Alguien vio a Lü Shú llevando a Lü Xiaoyu a registrar y le lanzó una mirada. Un padre limpió sus lágrimas: —¿Por qué hay niñas tan pequeñas? ¿Ella es la genio que te mencionaste al volver a casa?
El estudiante a quien se lo preguntó respondió con una expresión complicada: —Sí, ella.
—Y el otro chico es…? —preguntó el padre.
—Oh, también es uno de nuestros compañeros del mismo curso, pero no pudo entrar en la academia de cultivación y fue asignado a la rama de seguridad. —respondió alguien.
El padre asintió: —¡Es lo que sucede cuando no se estudia con diligencia!
Al lado un estudiante se quedó callado durante mucho tiempo antes de que tuviera el coraje para hablar; muchos sabían que los resultados académicos de Lü Shú eran muy buenos, pero nadie comprendía por qué Lü Shú acababa en la rama de seguridad.

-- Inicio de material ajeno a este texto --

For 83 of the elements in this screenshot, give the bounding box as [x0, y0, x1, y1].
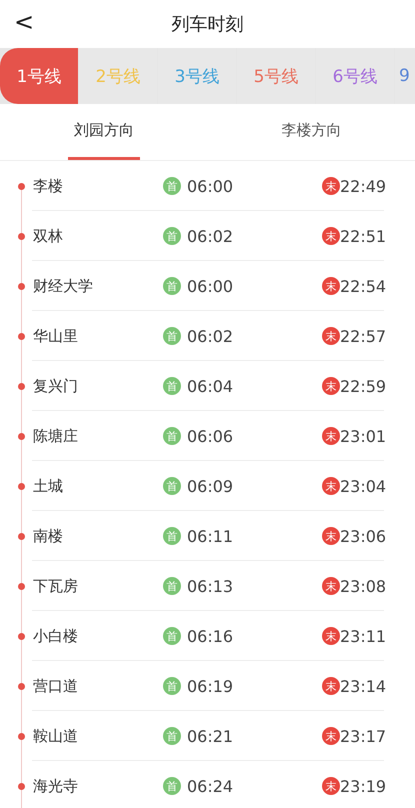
last-train-badge: 末 — [322, 627, 340, 645]
station-name: 华山里 — [33, 326, 79, 346]
last-train-time: 23:14 — [340, 676, 386, 696]
last-train-badge: 末 — [322, 727, 340, 745]
first-train-badge: 首 — [163, 477, 181, 495]
direction-tab[interactable]: 李楼方向 — [276, 104, 347, 160]
page-title: 列车时刻 — [172, 13, 244, 36]
last-train-badge: 末 — [322, 327, 340, 345]
last-train-time: 22:54 — [340, 276, 386, 296]
first-train-time: 06:11 — [187, 526, 234, 546]
first-train-time: 06:02 — [187, 326, 234, 346]
station-name: 陈塘庄 — [33, 426, 79, 446]
last-train-time: 22:59 — [340, 376, 386, 396]
station-name: 海光寺 — [33, 776, 79, 796]
last-train-time: 22:57 — [340, 326, 386, 346]
last-train-badge: 末 — [322, 177, 340, 195]
first-train-badge: 首 — [163, 577, 181, 595]
last-train-badge: 末 — [322, 427, 340, 445]
first-train-time: 06:09 — [187, 476, 234, 496]
last-train-time: 23:19 — [340, 776, 386, 796]
first-train-time: 06:02 — [187, 226, 234, 246]
station-dot — [18, 332, 25, 340]
first-train-badge: 首 — [163, 677, 181, 695]
first-train-time: 06:16 — [187, 626, 234, 646]
station-dot — [18, 232, 25, 240]
station-name: 下瓦房 — [33, 576, 79, 596]
first-train-time: 06:13 — [187, 576, 234, 596]
last-train-badge: 末 — [322, 377, 340, 395]
last-train-badge: 末 — [322, 577, 340, 595]
first-train-time: 06:21 — [187, 726, 234, 746]
station-dot — [18, 532, 25, 540]
first-train-badge: 首 — [163, 227, 181, 245]
station-dot — [18, 482, 25, 490]
first-train-badge: 首 — [163, 727, 181, 745]
station-name: 土城 — [33, 476, 64, 496]
station-dot — [18, 182, 25, 190]
station-name: 小白楼 — [33, 626, 79, 646]
first-train-badge: 首 — [163, 277, 181, 295]
first-train-badge: 首 — [163, 327, 181, 345]
first-train-badge: 首 — [163, 427, 181, 445]
station-dot — [18, 382, 25, 390]
last-train-time: 22:49 — [340, 176, 386, 196]
last-train-time: 23:06 — [340, 526, 386, 546]
last-train-badge: 末 — [322, 477, 340, 495]
last-train-time: 23:08 — [340, 576, 386, 596]
first-train-badge: 首 — [163, 377, 181, 395]
station-name: 复兴门 — [33, 376, 79, 396]
station-dot — [18, 582, 25, 590]
last-train-time: 23:11 — [340, 626, 386, 646]
station-dot — [18, 782, 25, 790]
last-train-badge: 末 — [322, 677, 340, 695]
station-dot — [18, 682, 25, 690]
first-train-time: 06:06 — [187, 426, 234, 446]
station-dot — [18, 632, 25, 640]
line-tab[interactable]: 1号线 — [0, 48, 78, 104]
first-train-badge: 首 — [163, 527, 181, 545]
first-train-time: 06:00 — [187, 276, 234, 296]
last-train-time: 22:51 — [340, 226, 386, 246]
station-name: 财经大学 — [33, 276, 94, 296]
last-train-badge: 末 — [322, 277, 340, 295]
station-dot — [18, 282, 25, 290]
last-train-time: 23:17 — [340, 726, 386, 746]
station-name: 营口道 — [33, 676, 79, 696]
station-name: 南楼 — [33, 526, 64, 546]
last-train-badge: 末 — [322, 527, 340, 545]
last-train-time: 23:01 — [340, 426, 386, 446]
back-button[interactable]: < — [14, 8, 34, 36]
station-dot — [18, 432, 25, 440]
last-train-time: 23:04 — [340, 476, 386, 496]
first-train-time: 06:04 — [187, 376, 234, 396]
first-train-time: 06:19 — [187, 676, 234, 696]
station-name: 鞍山道 — [33, 726, 79, 746]
station-name: 双林 — [33, 226, 64, 246]
first-train-time: 06:24 — [187, 776, 234, 796]
station-name: 李楼 — [33, 176, 64, 196]
station-dot — [18, 732, 25, 740]
first-train-time: 06:00 — [187, 176, 234, 196]
first-train-badge: 首 — [163, 627, 181, 645]
first-train-badge: 首 — [163, 777, 181, 795]
last-train-badge: 末 — [322, 227, 340, 245]
direction-tab[interactable]: 刘园方向 — [68, 104, 140, 160]
first-train-badge: 首 — [163, 177, 181, 195]
last-train-badge: 末 — [322, 777, 340, 795]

En realidad, hasta este punto muchos no comprendían un hecho: hay cosas que no se les revela a las personas porque el nivel de comprensión no alcanza…
Lü Xiaoyu vio a los estudiantes y padres despidiéndose cuando se le ocurrió lo que Lü Shú había dicho la noche anterior. Para ser un miembro del Cielo, primero necesitaba una fuerza suficiente, luego tenía que convencer al grupo.
¿Cómo podía convencer? La clave era ser lo suficientemente fuerte y firme en sí mismo!
Lü Xiaoyu se volvió a Lü Shú de manera calmada: —Lü Shú, no llores tanto. Eres muy infantil.
Su voz no fue tan baja que una pausa de silencio llenó el lugar…
—Negruras de Liu Jianguo! +481...
—Negruras de Ye Pei...
—Negruras de Lü Shú! +99...
Lü Shú pensaba que la velocidad con la que Lü Xiaoyu ganaba frutas del inframundo debería ser rápida.
En realidad, Lü Shú sabía bien que el cargo de Cielo no admitiría a un niño, incluso si era muy maduro. Pero el Cielo era cara a la Red del Cielo; a veces su actitud representaría a toda la red frente a fuerzas externas.
Así que soñar con ser un miembro del Cielo para Lü Xiaoyu solo era un sueño...
Además, Lü Shú sabía bien que Lü Xiaoyu no buscaba el cargo de Cielo por responsabilidad, sino por comparación. En ese caso, Ni Ting nunca le otorgaría al puesto de Cielo a Lü Xiaoyu.
Aunque Lü Xiaoyu llevaba dos grandes jefes B con ella y su fuerza era increíblemente poderosa en este momento...
En medio de la mirada de todos, Lü Xiaoyu subió al vehículo sin mirar atrás. Su silueta decidida parecía el Gran Sabio que se desafía a las estrellas y la luna, listo para agitar su bastón mágico y derribar los cielos...
¡Qué demonios, derribar los cielos! Lü Shú pensaba que Lü Xiaoyu no causara ningún gran problema en el camino.
Sin embargo, al pensar de nuevo, Lü Shú decidió permitirle a Lü Xiaoyu seguir su camino, ya que necesitaba negatividades para su crecimiento.
Por otro lado, él mismo tendría que regresar a la vida escolar normal y organizar sus conocimientos. Esperaría el examen final con los ojos extrañamente fijos de sus compañeros de clase en el próximo tiempo.
Durante este período, necesitaba vender todas las esencias de energía en su poder para convertirlas en efectivo real, algo que sus compañeros todavía no habían experimentado.